MRI information


Six sites have collaborated in the recruitment of a representative sample of approximately 550 children, aged at first scan from 10 days to 18 years and 3 months (18:3 yrs), who will be studied using anatomic magnetic resonance imaging (aMRI), diffusion tensor imaging (DTI), magnetic resonance spectroscopy (MRS) and behavioral testing at multiple time points (minimum 3 times, younger children up to 10 times so far) over the course of the project.

The minimal/primary aMRI protocol consists of a T1W and PD/T2W. All subjects are required to complete the aMRI sequences successfully in order to qualify the scan as passed and therefore included in the database.

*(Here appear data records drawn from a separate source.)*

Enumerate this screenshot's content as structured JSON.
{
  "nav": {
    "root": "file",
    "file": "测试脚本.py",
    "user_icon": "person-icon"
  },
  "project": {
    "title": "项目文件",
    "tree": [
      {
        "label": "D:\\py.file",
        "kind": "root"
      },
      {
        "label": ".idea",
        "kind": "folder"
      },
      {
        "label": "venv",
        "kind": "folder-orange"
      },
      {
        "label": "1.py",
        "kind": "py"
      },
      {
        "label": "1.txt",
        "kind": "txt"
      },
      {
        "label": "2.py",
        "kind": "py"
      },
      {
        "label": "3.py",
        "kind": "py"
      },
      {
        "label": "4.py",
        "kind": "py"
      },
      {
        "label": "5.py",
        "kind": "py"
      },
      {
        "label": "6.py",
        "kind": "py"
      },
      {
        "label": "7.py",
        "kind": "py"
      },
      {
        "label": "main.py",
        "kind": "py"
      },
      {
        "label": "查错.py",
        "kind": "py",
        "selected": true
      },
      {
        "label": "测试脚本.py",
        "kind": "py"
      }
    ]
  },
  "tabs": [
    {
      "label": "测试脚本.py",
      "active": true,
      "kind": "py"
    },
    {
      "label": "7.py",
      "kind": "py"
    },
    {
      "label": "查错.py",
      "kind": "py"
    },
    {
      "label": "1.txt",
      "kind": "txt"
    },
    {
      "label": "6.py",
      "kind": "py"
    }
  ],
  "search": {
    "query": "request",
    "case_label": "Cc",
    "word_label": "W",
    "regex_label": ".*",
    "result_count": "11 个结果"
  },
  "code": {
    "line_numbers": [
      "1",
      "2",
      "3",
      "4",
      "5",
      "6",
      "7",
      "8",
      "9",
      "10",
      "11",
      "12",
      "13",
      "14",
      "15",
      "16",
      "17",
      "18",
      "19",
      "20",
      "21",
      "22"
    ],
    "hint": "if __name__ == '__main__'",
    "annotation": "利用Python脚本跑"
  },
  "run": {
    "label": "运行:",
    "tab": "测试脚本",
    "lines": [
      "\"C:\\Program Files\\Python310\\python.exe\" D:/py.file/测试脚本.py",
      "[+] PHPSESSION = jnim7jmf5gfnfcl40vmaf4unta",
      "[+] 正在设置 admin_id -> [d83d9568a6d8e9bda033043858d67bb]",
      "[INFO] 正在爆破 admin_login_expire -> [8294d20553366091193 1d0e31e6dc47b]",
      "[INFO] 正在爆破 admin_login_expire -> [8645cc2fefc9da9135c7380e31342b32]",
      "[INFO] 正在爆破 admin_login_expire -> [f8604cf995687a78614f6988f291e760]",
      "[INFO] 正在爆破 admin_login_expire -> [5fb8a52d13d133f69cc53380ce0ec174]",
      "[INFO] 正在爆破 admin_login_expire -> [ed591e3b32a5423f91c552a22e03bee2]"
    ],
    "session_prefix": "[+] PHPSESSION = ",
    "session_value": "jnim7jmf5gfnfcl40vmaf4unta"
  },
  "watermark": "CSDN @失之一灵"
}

Objective 1 MRI (in order of priority):

  • 3D T1W (or fallback)
  • PD/T2W (or fallback)
  • MRS
  • DTI
  • MRSI
  • Expanded DTI

Objective 2 MRI (in order of priority):

  • T1W
  • PD/T2W
  • T1 Relaxometry
  • DTI
  • MRS
  • 2nd Dual Contrast
  • Expanded DTI

Objective 1 aMRI: An acquisition time of 30–45 minutes was allocated, with 1 mm in-plane resolution, 1–2 mm slice thickness, whole brain coverage and multiple contrasts (T1W, T2W and PDW).

A 3D T1-weighted (T1W) spoiled gradient recalled (SPGR) echo sequence was used. The protocol provides 1 mm isotropic data from the entire head. As the priority measure for Objective 1, it was acquired immediately following the localizer scan and, if significant motion artifacts were observed, was immediately repeated. On GE scanners, the maximum number of slices was 124, and hence the slice thickness was increased ( 1.5 mm) to give whole head coverage. Sagittal acquisition was chosen, being the most efficient way to obtain complete head coverage.

A dual contrast, proton density- and T2-weighted (PDW and T2W) acquisition provided additional information for automated multi-spectral tissue classification/segmentation. An optimized 2D multislice (2 mm) dual echo fast spin echo (FSE) sequence was used. An oblique axial orientation (parallel to the AC–PC line) was selected, both for potential use of the data within a radiological atlas and for consistency between Objectives 1 and 2.

Not all Objective 1 subjects, particularly the youngest, could tolerate the optimal scanning protocol described above (a 15-min 3D T1W and 10-min PDW/T2W scan). In anticipation of this problem, we implemented a “fall-back” MR protocol which is the one employed for Objective 2 subjects. It consists of shorter 2D acquisitions which provides acceptable structural images and continuity with the Objective 2 MR protocol.

A 2D T1W multislice (MS) spin echo (SE) was substituted when motion degraded the 3D T1W scan. Data were collected parallel to the AC–PC line with a 1 _ 1 _ 3 mm spatial resolution. If the PDW/T2W scan was degraded by motion, slice thickness was increased from 2 mm to 3 mm, reducing scan time and likelihood of motion (refer to Objective 2 MRI Protocol table below).

The frequency of reverting to the fallback sequences is broken down as follows: Data was collected using the fallback sequences for 13% of T1W and 22% of PD/T2W subject scans. In some instances, sites had to revert to using both the T1W and PD/T2W fallbacks (13%).

Objective 2 aMRI: The movement problems which occur when scanning very young children dictate short acquisitions. This fast, robust protocol provides data similar to Objective 1, as well as quantitative relaxation data.

The principal component acquires data similar to Objective 1, for image segmentation. A 3D T1W 1 mm isotropic acquisition is unrealistically long for this age group, so a 2D T1W multislice spin echo was a practical compromise. Data were collected parallel to the AC–PC line with a 1 _ 1 _ 3 mm spatial resolution. The parameters of this sequence are identical to the Objective 1 fall-back T1W scan (refer to table below). The sequence took less than 5 min and was repeated if degraded by motion artifacts.

The final component of the Objective 2 protocol is the acquisition of quantitative relaxometry data. Considering T2 relaxometry first, it was recognized by all that good quality multi-component T2 relaxation measurements could only be performed one slice at a time using 32 or more echoes and would require a scan time of at least 6 minutes per slice. While multi-component T2 data has the potential to provide very exciting information regarding myelination, practical technical limits prevent it from being used to acquire data over the entire brain. On the other hand, it was recognized that the dual (effective) echo FSE data could be used to calculate an estimate of T2 for a single compartment model. Thus, the compromise arrived at was the use of the FSE data for whole brain single-component T2 calculation and the collection of a single slice multi-echo data set later in the protocol (after quantitative T1 measurement, DTI, and MRS).